When not writing I teach keep fit, which keeps me sane-ish.
What are you currently working on?
I’m currently editing Nasty Little Cuts, book 2 for Viper publishers, out in February 2022. Another domestic noir it starts with a husband and wife in the kitchen on Christmas Eve. Which one will kill the other?
Murder suicide and twisted things in the bedroom, what’s not to like?
Which six books will you take to the Island?
Tess of the D’Urbervilles, Thomas Hardy. I love Hardy and this is the most soapy-sensational. It’d be nice to dream of the British countryside while toasting my hide to leather on a desert island. No, it doesn’t have a happy ending, but that’s why soaps work – someone’s always having a worse time than you. I did this for A Level and when I was working in the local biscuit factory one summer, I spent my time eating choccie digestives (until I was demoted to the Arrowroot line for getting high on my own supply) and trying to go through the whole book chapter by chapter, scene by scene to get me through the monotony of packing.
Blonde, Joyce Carol Oates – I love all her stuff and I’ve read this fictionalised story of Marilyn Monroe’s life a couple of times already and I rarely read anything twice anymore. Again, not a happy-clappy book, but it’s so beautifully written and dripping with Hollywood glamour along with a dissection of fame and a shattered psyche.
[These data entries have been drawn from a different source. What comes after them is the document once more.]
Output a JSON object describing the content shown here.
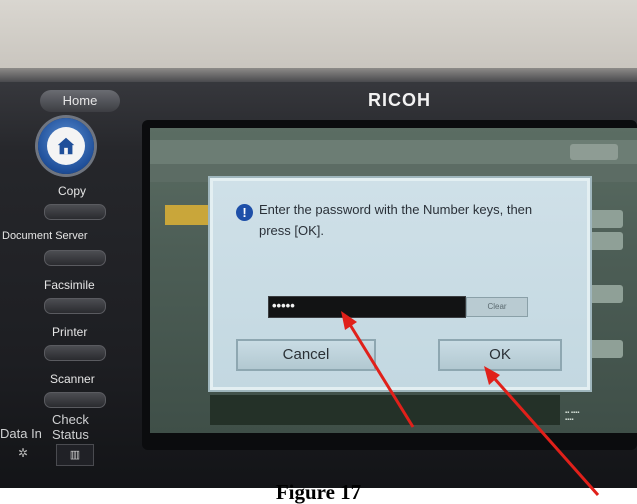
{
  "panel": {
    "brand": "RICOH",
    "home_label": "Home",
    "side_buttons": [
      "Copy",
      "Document Server",
      "Facsimile",
      "Printer",
      "Scanner"
    ],
    "check_status_label": "Check\nStatus",
    "data_in_label": "Data In",
    "status_key_glyph": "▥"
  },
  "dialog": {
    "message": "Enter the password with the Number keys, then press [OK].",
    "password_mask": "•••••",
    "clear_label": "Clear",
    "cancel_label": "Cancel",
    "ok_label": "OK"
  },
  "annotations": {
    "arrow_color": "#e0201a"
  },
  "caption": "Figure 17"
}
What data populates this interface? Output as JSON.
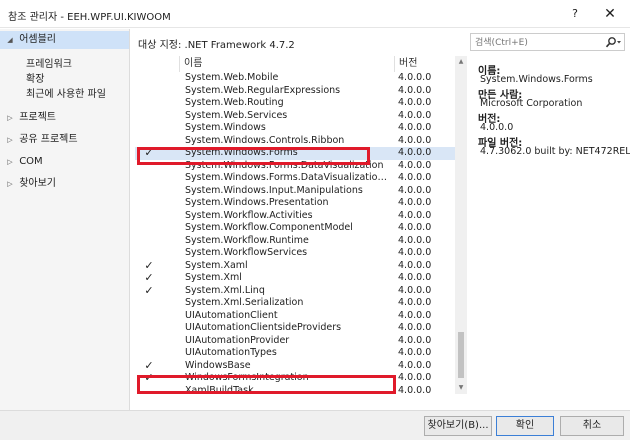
{
  "window": {
    "title": "참조 관리자 - EEH.WPF.UI.KIWOOM",
    "help_label": "?",
    "close_label": "✕"
  },
  "sidebar": {
    "items": [
      {
        "label": "어셈블리",
        "arrow": "◢",
        "selected": true
      },
      {
        "label": "프로젝트",
        "arrow": "▷"
      },
      {
        "label": "공유 프로젝트",
        "arrow": "▷"
      },
      {
        "label": "COM",
        "arrow": "▷"
      },
      {
        "label": "찾아보기",
        "arrow": "▷"
      }
    ],
    "sub_items": [
      "프레임워크",
      "확장",
      "최근에 사용한 파일"
    ]
  },
  "target": {
    "label": "대상 지정: .NET Framework 4.7.2"
  },
  "list": {
    "headers": {
      "name": "이름",
      "version": "버전"
    },
    "rows": [
      {
        "name": "System.Web.Mobile",
        "version": "4.0.0.0",
        "checked": false
      },
      {
        "name": "System.Web.RegularExpressions",
        "version": "4.0.0.0",
        "checked": false
      },
      {
        "name": "System.Web.Routing",
        "version": "4.0.0.0",
        "checked": false
      },
      {
        "name": "System.Web.Services",
        "version": "4.0.0.0",
        "checked": false
      },
      {
        "name": "System.Windows",
        "version": "4.0.0.0",
        "checked": false
      },
      {
        "name": "System.Windows.Controls.Ribbon",
        "version": "4.0.0.0",
        "checked": false
      },
      {
        "name": "System.Windows.Forms",
        "version": "4.0.0.0",
        "checked": true,
        "selected": true
      },
      {
        "name": "System.Windows.Forms.DataVisualization",
        "version": "4.0.0.0",
        "checked": false
      },
      {
        "name": "System.Windows.Forms.DataVisualization.Des...",
        "version": "4.0.0.0",
        "checked": false
      },
      {
        "name": "System.Windows.Input.Manipulations",
        "version": "4.0.0.0",
        "checked": false
      },
      {
        "name": "System.Windows.Presentation",
        "version": "4.0.0.0",
        "checked": false
      },
      {
        "name": "System.Workflow.Activities",
        "version": "4.0.0.0",
        "checked": false
      },
      {
        "name": "System.Workflow.ComponentModel",
        "version": "4.0.0.0",
        "checked": false
      },
      {
        "name": "System.Workflow.Runtime",
        "version": "4.0.0.0",
        "checked": false
      },
      {
        "name": "System.WorkflowServices",
        "version": "4.0.0.0",
        "checked": false
      },
      {
        "name": "System.Xaml",
        "version": "4.0.0.0",
        "checked": true
      },
      {
        "name": "System.Xml",
        "version": "4.0.0.0",
        "checked": true
      },
      {
        "name": "System.Xml.Linq",
        "version": "4.0.0.0",
        "checked": true
      },
      {
        "name": "System.Xml.Serialization",
        "version": "4.0.0.0",
        "checked": false
      },
      {
        "name": "UIAutomationClient",
        "version": "4.0.0.0",
        "checked": false
      },
      {
        "name": "UIAutomationClientsideProviders",
        "version": "4.0.0.0",
        "checked": false
      },
      {
        "name": "UIAutomationProvider",
        "version": "4.0.0.0",
        "checked": false
      },
      {
        "name": "UIAutomationTypes",
        "version": "4.0.0.0",
        "checked": false
      },
      {
        "name": "WindowsBase",
        "version": "4.0.0.0",
        "checked": true
      },
      {
        "name": "WindowsFormsIntegration",
        "version": "4.0.0.0",
        "checked": true
      },
      {
        "name": "XamlBuildTask",
        "version": "4.0.0.0",
        "checked": false
      }
    ],
    "check_mark": "✓"
  },
  "search": {
    "placeholder": "검색(Ctrl+E)",
    "icon": "search-icon"
  },
  "details": {
    "name_label": "이름:",
    "name_value": "System.Windows.Forms",
    "author_label": "만든 사람:",
    "author_value": "Microsoft Corporation",
    "version_label": "버전:",
    "version_value": "4.0.0.0",
    "file_version_label": "파일 버전:",
    "file_version_value": "4.7.3062.0 built by: NET472REL1"
  },
  "footer": {
    "browse_label": "찾아보기(B)...",
    "ok_label": "확인",
    "cancel_label": "취소"
  },
  "colors": {
    "highlight": "#e01a2a",
    "selected_row": "#d9e6f6",
    "selected_sidebar": "#cfe2f8"
  }
}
I can visualise the films and so many scenes thanks to all the Monroe images in my mind.
Chopper, Peter Cave – I’d have to include at least one pulp fiction from my youth in the Seventies. This was pretty much my entire sex education when I was 13 and I couldn’t get enough of the Hell’s Angel and Skinhead books. All my friends were obsessed with them, male and female. It’s a snapshot of a certain time and certain culture. Then came glam rock and everything changed. It’s hard to kick someone’s head in wearing platform boots.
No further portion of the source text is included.